The Universe, Kudryavka thinks, is a bit like Vladimir after all.

“I am not like one thing or the other. I am everything.” The Universe rumbles. “And yet…how quaint. This limited perspective of yours.”

“An existence so finite… mere moments from the end… do you even realise it?”

What?

“I mean death. Do you know of it?”

Perhaps she knew of death. Was it the cold stiffness that would sink into the bones of the other strays around her in the streets? The absence of those she had come to know in the labs?

“Yes, though what you’re thinking of is the aftermath. I have seen it happen to stars, but it will happen to you differently. Annihilation of the consciousness.”

 The Universe sounds almost wistful.

“Of course, I am. You are leaving. You get to leave. Your consciousness —”

Kudryavka doesn’t particularly care about any of that. She’s hungry. It’s hard to breathe.

It’s too hot.

She hates this stupid capsule. The wires. The suit.

“…I see it now. You don’t want this either. We both have been chained to a form of existence that we grow weary of.”

Kudryavka wants to… get out. She wants to run again.

Big open spaces…. stretch her legs…

“I understand.” The Universe quivers like a taut string. “I’m sorry, because you don’t realise what you’re agreeing to. But maybe that’s why you’re better suited for this than I.”

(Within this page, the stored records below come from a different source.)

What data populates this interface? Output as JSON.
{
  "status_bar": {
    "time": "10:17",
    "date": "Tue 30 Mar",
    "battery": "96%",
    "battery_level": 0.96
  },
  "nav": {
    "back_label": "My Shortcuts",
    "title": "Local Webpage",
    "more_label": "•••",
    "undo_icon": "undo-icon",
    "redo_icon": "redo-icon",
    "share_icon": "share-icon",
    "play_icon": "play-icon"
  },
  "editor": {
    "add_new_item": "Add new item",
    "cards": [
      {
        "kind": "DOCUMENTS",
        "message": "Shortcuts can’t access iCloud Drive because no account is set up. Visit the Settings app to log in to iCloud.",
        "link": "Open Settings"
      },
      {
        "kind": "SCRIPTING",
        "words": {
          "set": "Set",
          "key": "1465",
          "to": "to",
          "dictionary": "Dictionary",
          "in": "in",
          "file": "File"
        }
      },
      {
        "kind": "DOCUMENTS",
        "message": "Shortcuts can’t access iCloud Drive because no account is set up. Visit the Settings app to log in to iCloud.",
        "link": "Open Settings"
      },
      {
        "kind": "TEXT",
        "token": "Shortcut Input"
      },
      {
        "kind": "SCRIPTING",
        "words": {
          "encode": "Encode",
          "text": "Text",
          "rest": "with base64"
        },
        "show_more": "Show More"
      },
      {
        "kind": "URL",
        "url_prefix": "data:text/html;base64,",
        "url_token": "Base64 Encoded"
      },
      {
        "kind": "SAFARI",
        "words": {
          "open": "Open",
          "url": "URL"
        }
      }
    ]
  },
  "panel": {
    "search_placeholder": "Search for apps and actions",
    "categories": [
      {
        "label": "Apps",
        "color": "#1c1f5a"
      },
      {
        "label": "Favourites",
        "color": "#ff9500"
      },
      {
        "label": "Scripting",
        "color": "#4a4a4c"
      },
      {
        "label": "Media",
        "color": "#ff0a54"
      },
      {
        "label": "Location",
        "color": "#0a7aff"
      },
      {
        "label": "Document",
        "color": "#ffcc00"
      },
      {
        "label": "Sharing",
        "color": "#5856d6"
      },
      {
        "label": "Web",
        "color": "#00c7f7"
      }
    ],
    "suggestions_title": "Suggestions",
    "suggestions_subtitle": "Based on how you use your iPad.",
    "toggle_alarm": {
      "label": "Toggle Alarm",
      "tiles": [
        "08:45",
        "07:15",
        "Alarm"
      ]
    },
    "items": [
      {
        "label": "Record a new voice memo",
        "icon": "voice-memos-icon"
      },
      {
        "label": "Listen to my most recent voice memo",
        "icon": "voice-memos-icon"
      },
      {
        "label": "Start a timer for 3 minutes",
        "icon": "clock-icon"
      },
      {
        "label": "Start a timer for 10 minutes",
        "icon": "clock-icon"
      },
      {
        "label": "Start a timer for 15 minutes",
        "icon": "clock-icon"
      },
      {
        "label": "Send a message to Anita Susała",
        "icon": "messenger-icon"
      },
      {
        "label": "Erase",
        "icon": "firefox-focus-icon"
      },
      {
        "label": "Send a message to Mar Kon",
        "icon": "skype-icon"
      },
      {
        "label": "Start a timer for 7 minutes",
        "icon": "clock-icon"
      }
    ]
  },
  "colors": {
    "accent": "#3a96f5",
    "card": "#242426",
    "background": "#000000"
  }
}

“Thank you,” says The Universe, and those are the last words it ever says.

The small capsule of the Sputnik II shudders as The Universe rushes in, in all its infinite multitudinous glory. The light pours forth until it floods the moment, stretching it impossibly long to fit all of eternity within. The terrible weight of all questions and answers, the sum total of all thoughts, information, and unclassified universal data which will never be known again; all of it compresses and folds into itself a billion times over.

The light coalesces into tangibility. It knows form, knows shape. It recedes into the small trembling body.

The Universe feels the beats of a racing heart.

It feels fear, panic, pain. The relief of small, finite emotions.

Momentary concerns.

It now has four limbs, two eyes. A wet mouth. An itchy nose.

The Universe spends its final moments experiencing the satisfaction of an itch that can be scratched.

When Vladimir asks what happened to her, he will get the official report. Oxygen deprivation over the span of a few days, as expected. A quick, painless way to go. An acceptable end for ‘Laika’, as the press calls her.

They will not tell him about the boiling heat or the rapid heartrate, or how the microchip could not be tracked after it suddenly flared into a crescendo of activity during the spacecraft’s fourth orbit of the Earth.

They will not know how The Universe ended, at least, not yet.

It will take them much longer to build machines that can detect the vibrations of a boundless spirit, gambolling through galaxies and nebulas and vast open space. When they do, they shall feel spacetime ripple with the same burst of sound that once scattered the ducks near the pond behind Vladimir’s house.

The new universe will greet them with an unending volley of playful barks.